Steamboat Springs The population of the city of Steamboat Springs has nearly doubled in the past 20 years, according to preliminary census figures.
Based on preliminary numbers, the city's population reached 9,815 in 2000, a 46.6 percent increase from 1990 when the last full census count was taken and a 92.5 increase since 1980.
The city, which ran a campaign last year to make sure the census count was complete and accurate, outpaced the county by about 7 percentage points. Deputy City Manager Wendy DuBord said the count never gets 100 percent of the people who live here.
Resort communities, she added, can be particularly difficult to count because the work force is partially seasonal and may not be around when the
census is taken.
DuBord said the census count may have been especially conservative because the count was taken during mud season when many of the region's seasonal workers are out of town.

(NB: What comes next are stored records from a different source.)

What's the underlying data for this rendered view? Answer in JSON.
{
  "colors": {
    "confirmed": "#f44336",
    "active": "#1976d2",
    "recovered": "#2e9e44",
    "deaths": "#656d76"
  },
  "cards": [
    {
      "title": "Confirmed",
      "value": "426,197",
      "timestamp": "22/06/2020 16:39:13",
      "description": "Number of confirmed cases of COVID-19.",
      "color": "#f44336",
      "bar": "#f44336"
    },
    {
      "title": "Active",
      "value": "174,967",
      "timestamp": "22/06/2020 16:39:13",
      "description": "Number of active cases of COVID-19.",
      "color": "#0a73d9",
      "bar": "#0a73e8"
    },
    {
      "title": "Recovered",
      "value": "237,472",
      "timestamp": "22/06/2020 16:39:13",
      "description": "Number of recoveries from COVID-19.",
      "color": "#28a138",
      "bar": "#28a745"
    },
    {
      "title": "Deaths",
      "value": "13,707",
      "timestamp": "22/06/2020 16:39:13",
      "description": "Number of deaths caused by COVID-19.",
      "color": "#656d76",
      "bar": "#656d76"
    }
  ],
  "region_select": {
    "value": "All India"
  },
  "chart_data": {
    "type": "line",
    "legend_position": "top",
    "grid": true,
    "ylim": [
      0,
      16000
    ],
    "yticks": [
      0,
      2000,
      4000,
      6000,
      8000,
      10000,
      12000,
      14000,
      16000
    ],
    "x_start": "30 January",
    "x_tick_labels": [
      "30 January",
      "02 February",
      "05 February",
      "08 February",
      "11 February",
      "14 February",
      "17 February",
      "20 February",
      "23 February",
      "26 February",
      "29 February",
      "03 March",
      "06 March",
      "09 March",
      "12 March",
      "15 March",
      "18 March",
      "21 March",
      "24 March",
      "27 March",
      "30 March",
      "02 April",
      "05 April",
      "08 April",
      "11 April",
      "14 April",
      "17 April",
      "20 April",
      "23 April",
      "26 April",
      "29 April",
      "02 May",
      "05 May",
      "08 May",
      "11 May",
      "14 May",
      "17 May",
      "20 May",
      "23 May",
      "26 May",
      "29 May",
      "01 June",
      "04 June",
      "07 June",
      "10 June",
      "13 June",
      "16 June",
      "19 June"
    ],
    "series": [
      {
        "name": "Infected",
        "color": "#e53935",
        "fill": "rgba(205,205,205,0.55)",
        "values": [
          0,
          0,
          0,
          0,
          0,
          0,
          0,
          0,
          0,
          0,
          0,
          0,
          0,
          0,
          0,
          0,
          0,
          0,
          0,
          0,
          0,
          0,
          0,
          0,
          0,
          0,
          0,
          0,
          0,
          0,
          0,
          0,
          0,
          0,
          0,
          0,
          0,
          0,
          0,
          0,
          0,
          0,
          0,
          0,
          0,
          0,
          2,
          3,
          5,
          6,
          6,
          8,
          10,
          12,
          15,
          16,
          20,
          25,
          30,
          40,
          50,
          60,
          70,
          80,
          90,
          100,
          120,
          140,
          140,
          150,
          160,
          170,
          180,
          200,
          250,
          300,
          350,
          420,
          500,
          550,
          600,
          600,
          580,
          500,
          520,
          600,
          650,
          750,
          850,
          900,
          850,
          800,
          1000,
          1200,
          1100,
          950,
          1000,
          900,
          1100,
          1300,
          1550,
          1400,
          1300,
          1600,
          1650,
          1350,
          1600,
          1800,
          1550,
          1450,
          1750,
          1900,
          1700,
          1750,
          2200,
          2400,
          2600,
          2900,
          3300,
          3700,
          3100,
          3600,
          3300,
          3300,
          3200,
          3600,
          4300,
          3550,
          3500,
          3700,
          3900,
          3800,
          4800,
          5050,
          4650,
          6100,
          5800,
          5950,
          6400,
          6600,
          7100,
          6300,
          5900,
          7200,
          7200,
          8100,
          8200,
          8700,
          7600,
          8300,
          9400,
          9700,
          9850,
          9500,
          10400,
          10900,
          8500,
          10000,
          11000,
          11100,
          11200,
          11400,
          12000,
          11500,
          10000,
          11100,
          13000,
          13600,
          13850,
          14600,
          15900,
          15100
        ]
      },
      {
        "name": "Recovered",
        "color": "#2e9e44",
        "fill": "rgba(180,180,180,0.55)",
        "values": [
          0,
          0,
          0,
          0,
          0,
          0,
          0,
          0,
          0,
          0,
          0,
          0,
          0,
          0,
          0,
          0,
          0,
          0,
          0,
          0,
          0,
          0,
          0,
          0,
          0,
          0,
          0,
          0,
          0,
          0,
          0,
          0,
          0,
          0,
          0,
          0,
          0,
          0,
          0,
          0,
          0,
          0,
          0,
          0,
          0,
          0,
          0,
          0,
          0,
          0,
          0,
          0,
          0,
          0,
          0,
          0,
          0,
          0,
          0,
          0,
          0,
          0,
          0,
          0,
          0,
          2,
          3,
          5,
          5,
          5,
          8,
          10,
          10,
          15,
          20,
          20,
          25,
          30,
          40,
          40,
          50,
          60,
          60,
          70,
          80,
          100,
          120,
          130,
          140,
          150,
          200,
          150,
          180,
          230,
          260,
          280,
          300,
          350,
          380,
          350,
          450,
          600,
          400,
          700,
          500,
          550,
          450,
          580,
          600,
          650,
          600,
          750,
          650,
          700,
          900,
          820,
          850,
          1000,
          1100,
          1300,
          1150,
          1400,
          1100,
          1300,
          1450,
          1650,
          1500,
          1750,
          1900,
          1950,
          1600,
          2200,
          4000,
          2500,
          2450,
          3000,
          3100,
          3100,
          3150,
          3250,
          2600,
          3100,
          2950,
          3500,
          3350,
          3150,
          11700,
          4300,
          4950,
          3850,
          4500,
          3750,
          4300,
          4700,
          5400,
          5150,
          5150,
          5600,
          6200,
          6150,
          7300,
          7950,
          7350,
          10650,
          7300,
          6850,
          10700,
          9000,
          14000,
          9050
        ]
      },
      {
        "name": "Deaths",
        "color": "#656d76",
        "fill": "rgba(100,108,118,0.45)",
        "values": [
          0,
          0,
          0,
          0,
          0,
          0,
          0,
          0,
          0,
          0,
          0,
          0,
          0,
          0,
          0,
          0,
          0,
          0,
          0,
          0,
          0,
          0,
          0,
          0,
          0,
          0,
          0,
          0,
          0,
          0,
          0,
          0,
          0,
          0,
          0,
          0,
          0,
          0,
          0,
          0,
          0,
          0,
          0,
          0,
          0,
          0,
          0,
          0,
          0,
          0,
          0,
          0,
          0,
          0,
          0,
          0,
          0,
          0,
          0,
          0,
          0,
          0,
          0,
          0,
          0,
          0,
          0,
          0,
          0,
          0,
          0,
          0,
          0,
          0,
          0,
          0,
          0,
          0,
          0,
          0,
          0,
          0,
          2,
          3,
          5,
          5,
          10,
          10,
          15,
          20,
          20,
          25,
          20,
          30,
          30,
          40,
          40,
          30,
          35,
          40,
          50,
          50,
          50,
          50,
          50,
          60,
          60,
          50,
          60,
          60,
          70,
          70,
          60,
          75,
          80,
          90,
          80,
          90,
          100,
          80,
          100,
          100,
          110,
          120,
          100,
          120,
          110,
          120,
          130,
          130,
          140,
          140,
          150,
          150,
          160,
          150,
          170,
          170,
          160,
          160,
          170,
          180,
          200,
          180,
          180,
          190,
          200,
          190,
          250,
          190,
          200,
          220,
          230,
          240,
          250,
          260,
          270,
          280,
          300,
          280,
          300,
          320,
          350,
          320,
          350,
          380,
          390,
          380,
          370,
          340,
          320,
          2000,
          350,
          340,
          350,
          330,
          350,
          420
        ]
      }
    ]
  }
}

"How about that? Forty-seven percent growth rate. That's staggering to me. How in the world we're going to address that rate of growth, I don't know," said City Councilman Ken Brenner upon hearing the news.
Growth, and all its implications, has been a major topic of discussion in recent City Council meetings, as well as a variety of community forums in the past two years.
While many enjoy the jobs and amenities growth brings, others complain about the traffic and "sprawl" that it creates.
The city is looking to institute impact fees to make growth (the building kind, not necessarily the people kind) pay for itself. At the moment, the city is unable to pay for many of the growth-induced capital improvements it needs to make.
"First of all, if we are interested in growth management, we must make sure the existing community is not giving a free ride to new people coming in," said Bob Enever, a local advocate for growth management.
As it is, the needs of new development, be they police, transit- or recreation-oriented, are paid for out of the sales tax-heavy general fund. With recent large-scale building developments, such as the new hospital and the Steamboat Grand, the city has begun to look at making new projects share the cost of new city services and infrastructure.
The impact fee would not help the city pay for its personnel needs, which have grown substantially in the past 10 years. In 1990, the city employed 77 full-time employees, whereas in 2000, 180 full-timers were on the payroll.